Let us first define the two terms.
Correlation refers to any of a broad class of statistical relationships involving dependence.
Familiar examples of dependent phenomena include the correlation between the physical stature of parents and their offspring, and the correlation between the demand of a product and its price.
On the other hand, two events are said to have a causal relationship when the second event occurs as a consequence of the first. That is, there is a cause and effect phenomenon.
For any two correlated events, A and B, the following relationships are possible:
- A causes B;
- B causes A;
- A and B are consequences of a common cause, but do not cause each other;
- There is no connection between A and B; the correlation is coincidental.
And this is where researchers have to be careful. Just because they see that event B follows A, it does not imply that A causes B.
For example, after a survey of accident rates and ice cream consumption in a city, it was found that there was a high statistical correlation between ice cream and drowning. But that does not mean that eating ice cream causes a person to drown.
The above example demonstrates the concept of the lurking variable, that is a variable that has an important effect and yet is not included amongst the predictor variables under consideration.
One way to identify the effects of lurking variables on a data set is to examine what happens to the data over time. This can reveal seasonal trends, such as the ice cream example, that get obscured when the data is lumped together.
Of course, the best course of action for a researcher is to be proactive, question all assumptions and design experiments carefully.
Statistics vs. Logic
In regression, correlation is described through the square of the correlation coefficient or R2. The closer R2 is to one, the better the correlation.
For example, a study compared the total US highway fatality rate to the metric tons of fresh lemons imported from Mexico. The value of R2 came at 0.97.
What we have in this example is an excellent correlation between two variables.

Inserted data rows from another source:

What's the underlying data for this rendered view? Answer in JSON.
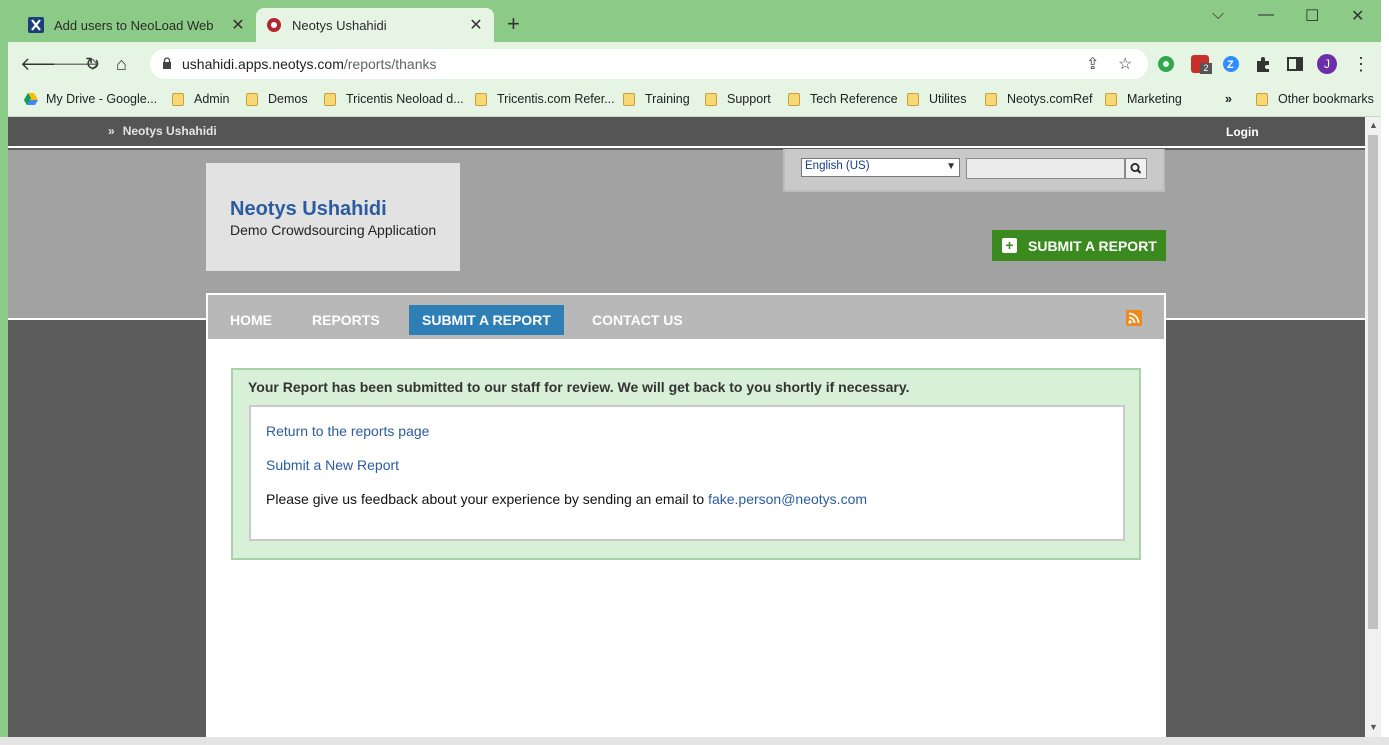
{
  "browser": {
    "tabs": [
      {
        "title": "Add users to NeoLoad Web",
        "active": false
      },
      {
        "title": "Neotys Ushahidi",
        "active": true
      }
    ],
    "url": {
      "host": "ushahidi.apps.neotys.com",
      "path": "/reports/thanks"
    },
    "profile_initial": "J",
    "extension_badge": "2",
    "bookmarks": [
      {
        "label": "My Drive - Google...",
        "icon": "google-drive-icon"
      },
      {
        "label": "Admin",
        "icon": "folder-icon"
      },
      {
        "label": "Demos",
        "icon": "folder-icon"
      },
      {
        "label": "Tricentis Neoload d...",
        "icon": "folder-icon"
      },
      {
        "label": "Tricentis.com Refer...",
        "icon": "folder-icon"
      },
      {
        "label": "Training",
        "icon": "folder-icon"
      },
      {
        "label": "Support",
        "icon": "folder-icon"
      },
      {
        "label": "Tech Reference",
        "icon": "folder-icon"
      },
      {
        "label": "Utilites",
        "icon": "folder-icon"
      },
      {
        "label": "Neotys.comRef",
        "icon": "folder-icon"
      },
      {
        "label": "Marketing",
        "icon": "folder-icon"
      }
    ],
    "overflow_label": "»",
    "other_bookmarks": "Other bookmarks"
  },
  "site": {
    "topbar": {
      "breadcrumb_arrow": "»",
      "breadcrumb": "Neotys Ushahidi",
      "login": "Login"
    },
    "name": "Neotys Ushahidi",
    "tagline": "Demo Crowdsourcing Application",
    "language_selected": "English (US)",
    "submit_button": "SUBMIT A REPORT",
    "nav": [
      {
        "label": "HOME",
        "active": false
      },
      {
        "label": "REPORTS",
        "active": false
      },
      {
        "label": "SUBMIT A REPORT",
        "active": true
      },
      {
        "label": "CONTACT US",
        "active": false
      }
    ],
    "message": {
      "heading": "Your Report has been submitted to our staff for review. We will get back to you shortly if necessary.",
      "return_link": "Return to the reports page",
      "new_report_link": "Submit a New Report",
      "feedback_text": "Please give us feedback about your experience by sending an email to",
      "email": "fake.person@neotys.com"
    }
  },
  "colors": {
    "chrome": "#8ccb87",
    "link": "#2b5ca0",
    "submit_green": "#3b8a1f",
    "nav_active": "#2f7fb7",
    "message_bg": "#d8efd8"
  }
}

That is, as the amount of imported lemons increases, so do the traffic fatalities.
However, it is fairly obvious just from logical thought that there is more than likely no causal relationship between the two. That is, the importing of lemons does not cause traffic fatalities. Conversely, if we stopped importing lemons, we would not expect the number of traffic fatalities to decline.

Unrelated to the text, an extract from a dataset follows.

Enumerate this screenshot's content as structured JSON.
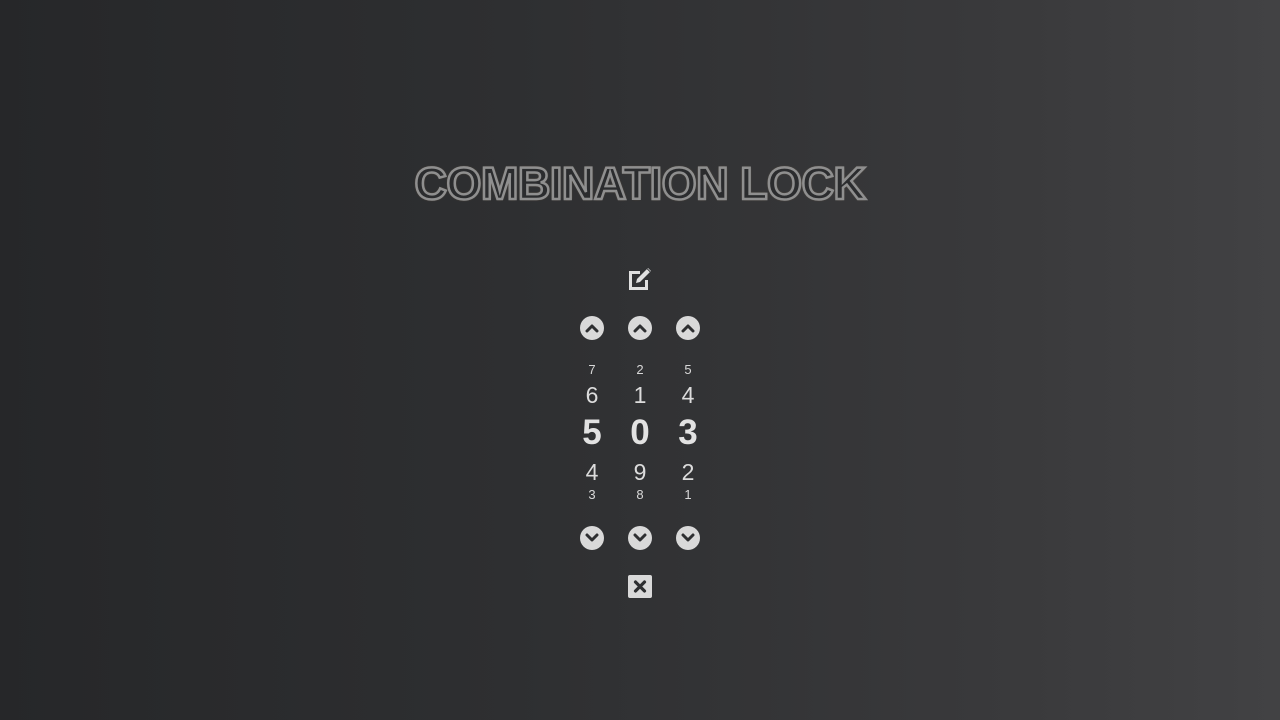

Therefore, whenever there is a conflict between the results of a statistical study and a researcher’s common sense, he should follow his common sense. One should remember that statistics (or any branch of science, for that matter) is just a tool and cannot be a substitute for human thought and insight.
Conversely, if a researcher feels that the statistical results back his hunch, then he should probably dig deeper.
Arguably the most well known and important example of a correlation being clear but causation being in doubt concerned smoking and lung cancer in the 1950s. There had been a sixfold increase in the rate of lung cancer in the preceding two decades. Nobody disputed that there was a correlation between lung cancer and smoking, but to prove that one caused the other would be no mean feat.
There might be a confounder that was responsible for the correlation between smoking and lung cancer. The increased rate could have been the result of better diagnosis, more industrial pollution or more cars on the roads belching noxious fumes. Perhaps people who were more genetically predisposed to want to smoke were also more susceptible to getting cancer?
It took a study involving more than 40,000 doctors in the UK to show conclusively that smoking really does cause cancer.